Is Apple's Siri digital assistant on the iPhone 4S everything it's advertised to be? Not according to a New York man who is suing the iPhone-maker for what he alleges are intentionally misleading Apple ads promoting Siri's capabilities.
Frank Fazio filed a class-action suit on March 6 with the U.S. District Court in San Jose, Calif., claiming that in its marketing efforts, Apple is primarily differentiating the iPhone 4S from earlier iPhone models with the addition of its new voice-activated digital assistant. The problem, the suit alleges, is that Siri doesn't come close to performing the functions as well or as consistently as Apple advertises it doing.
The suit alleges:
"Through an extensive and comprehensive nationwide marketing campaign, Defendant has conveyed the misleading and deceptive message that the iPhone 4S's Siri feature, a so-called voice-activated assistant, performs useful functions and otherwise works as advertised.

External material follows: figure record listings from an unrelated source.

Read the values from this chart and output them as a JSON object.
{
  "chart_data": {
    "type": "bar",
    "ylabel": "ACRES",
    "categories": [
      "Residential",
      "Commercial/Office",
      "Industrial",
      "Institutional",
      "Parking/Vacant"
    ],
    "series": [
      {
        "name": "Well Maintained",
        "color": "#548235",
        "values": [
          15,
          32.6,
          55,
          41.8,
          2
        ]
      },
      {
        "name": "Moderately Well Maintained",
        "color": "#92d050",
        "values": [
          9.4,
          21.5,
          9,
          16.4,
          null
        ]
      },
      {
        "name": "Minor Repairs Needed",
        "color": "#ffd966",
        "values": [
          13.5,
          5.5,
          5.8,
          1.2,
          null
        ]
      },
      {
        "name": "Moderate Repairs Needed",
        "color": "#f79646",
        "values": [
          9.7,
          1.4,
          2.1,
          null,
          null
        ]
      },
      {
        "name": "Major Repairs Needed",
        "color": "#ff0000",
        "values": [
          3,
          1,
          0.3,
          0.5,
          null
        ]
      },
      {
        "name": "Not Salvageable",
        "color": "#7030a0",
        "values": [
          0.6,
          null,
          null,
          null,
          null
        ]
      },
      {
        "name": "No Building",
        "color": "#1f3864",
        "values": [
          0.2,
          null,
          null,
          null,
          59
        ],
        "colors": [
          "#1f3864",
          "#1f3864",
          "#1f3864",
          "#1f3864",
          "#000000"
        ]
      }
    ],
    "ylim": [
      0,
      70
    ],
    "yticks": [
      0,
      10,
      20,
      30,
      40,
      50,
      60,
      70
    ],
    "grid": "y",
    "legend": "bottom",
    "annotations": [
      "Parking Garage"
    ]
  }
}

"For example, in many of Apple's television advertisements, individuals are shown using Siri to make appointments, find restaurants, and even learn the guitar chords to classic rock songs or how to tie a tie. In the commercials, all of these tasks are done with ease with the assistance of the iPhone 4S's Siri feature, a represented functionality contrary to the actual operating results and performance of Siri."
Fazio, who is represented by Robbins Geller, lists several Apple ads and online marketing materials that he alleges his own experience using Siri has shown him to contain false portrayals of the tecnology's functionality.
"Promptly after the purchase of his iPhone 4S, Plaintiff realized that Siri was not performing as advertised," the suit states. "For instance, when Plaintiff asked Siri for directions to a certain place, or to locate a store, Siri either did not understand what Plaintiff was asking, or, after a very long wait time, responded with the wrong answer."
Fazio alleges that Apple's ads promoting Siri on the iPhone 4S are "fundamentally and designedly false and misleading," thus "rendering the iPhone 4S merely a more expensive iPhone 4."
The suit further claims that "continuous Siri usage dramatically increases an iPhone 4S users' monthly data usage, and can easily push users over their monthly data plans," while dismissing Apple's notification that Siri is in "beta" as being "buried in Apple's website."
Fazio claims Apple's advertising violates California's Consumers Legal Remedies Act and the state's Unfair Competition Law.
Apple had not responded to a request for comment on Monday.